Oracle Q3 earnings: Our perspective

For the fourth consecutive quarter Oracle beat analyst expectations. The software behemoth’s net income was up 78% compared to the previous period. And revenue, from new software sales, grew an impressive 29% to $2.2bn. This figure is often used by analysts as an indicator of general market performance. It’s great to see growing confidence in IT spend and competitive advantage in Oracle products.

At the time of the announcement Larry was serving jury duty, so Oracle presidents Safra Catz and Mark Hurd performed the usual routine of chest beating against HP, IBM and SAP and feigned surprise at their performance compared to expectations, while setting positive but perhaps modest ambitions for its important Q4.

So, what can we interpret from this set of impressive results?


The US led the growth in the software arena, and EMEA followed close behind. Oracle’s application software sales were strong and highly comparable with SAP results earlier this year.

However, there has been an apparent drop off in mid-market, smaller Oracle software deals. Historically, these have been driven by business change programmes or often by compliance issues where enterprises have lost control of the ever increasing complexity of Oracle licensing and have found significant holes after Oracle license reviews.

By contrast, ULA (unlimited license agreement) and ELA (Enterprise license agreement) style deals have increased dramatically. Oracle has managed to transact these deals with increasing efficiency, tying enterprises to the vendor for fixed periods of time.

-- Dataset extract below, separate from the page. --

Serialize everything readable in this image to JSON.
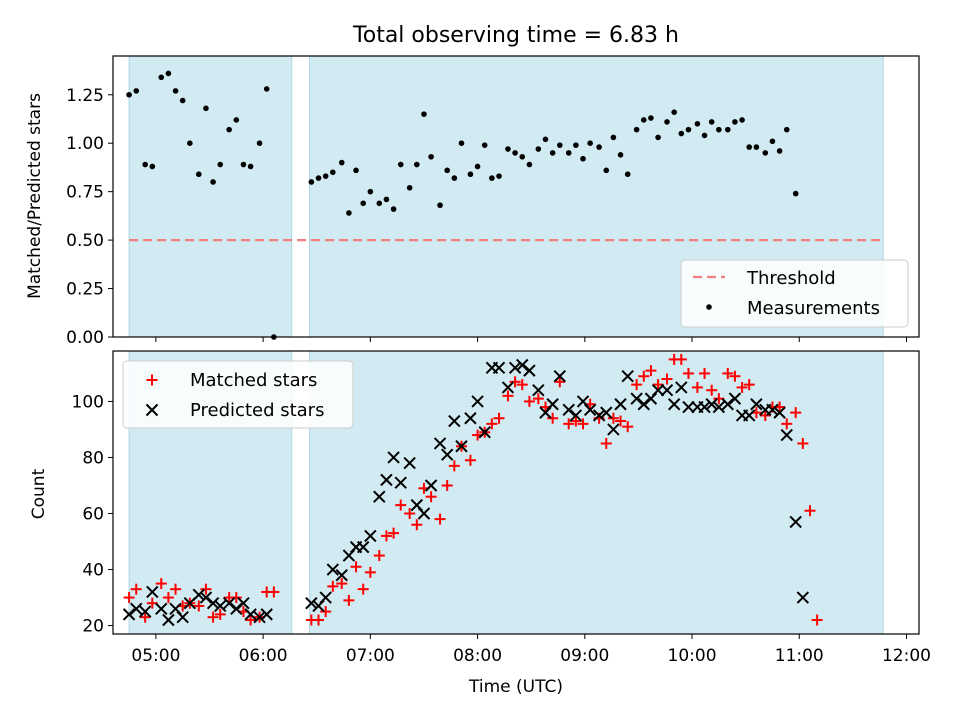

Support remains Oracle’s cash cow and is increasingly its most protected asset. The predictability of support fees has given the software giant phenomenal power to forecast earnings, and the level of protection from leakage is impressive, contractually tighter and difficult to fault from an analyst perspective.

The same ULA secret weapon used to boost software revenues is now being used in the Oracle fight against support fee cancellations as once a ULA is entered, the realistic option to cancel support for unused products is signed away.


When Gartner’s figures for global server revenues were published in February, it told an interesting story. IBM and HP hold top spots for market share with 35.5% and 30.1% respectively.  Dell is in third place with 13.1% and Oracle/Sun is trailing with 5.5%. IBM and Dell grew by over 20% whilst Oracle fell by 5.5%.

But Oracle wasn’t too concerned about this as it had said it would stop selling unprofitable lines and third party components to focus on margin growth. It succeeded, and amazingly margins began to reflect those displayed in their software sales.

Oracle has pushed its Exadata database machines aggressively, and this strategy appears to have worked! High-end big ticket sales and pipeline are growing more than we expected. The story of ‘engineered and supported as one’ is resonating and we see signs of deep concern in the IBM camp. IBM realise, that if Oracle keeps winning share in high end servers, its position will become difficult to shift.

Oracle has unusual power over the market, demonstrated recently with changes to Itanium server pricing and the recent announcement of end of software development for that platform – a move designed to increase licensing fees and disadvantage its competitors.

In conclusion

Oracle is performing with impressive strategic precision and clearly is a safe technology bet with a long future. However, its methods are not always obvious but are always sophisticated and long ranging in their impact. While increasing operational dependence on Oracle is almost an inevitability, we see relatively little increase in vendor management investment and Oracle asset management activity. This is becoming a real area of concern for many of our clients and will increasingly become a tension in the market.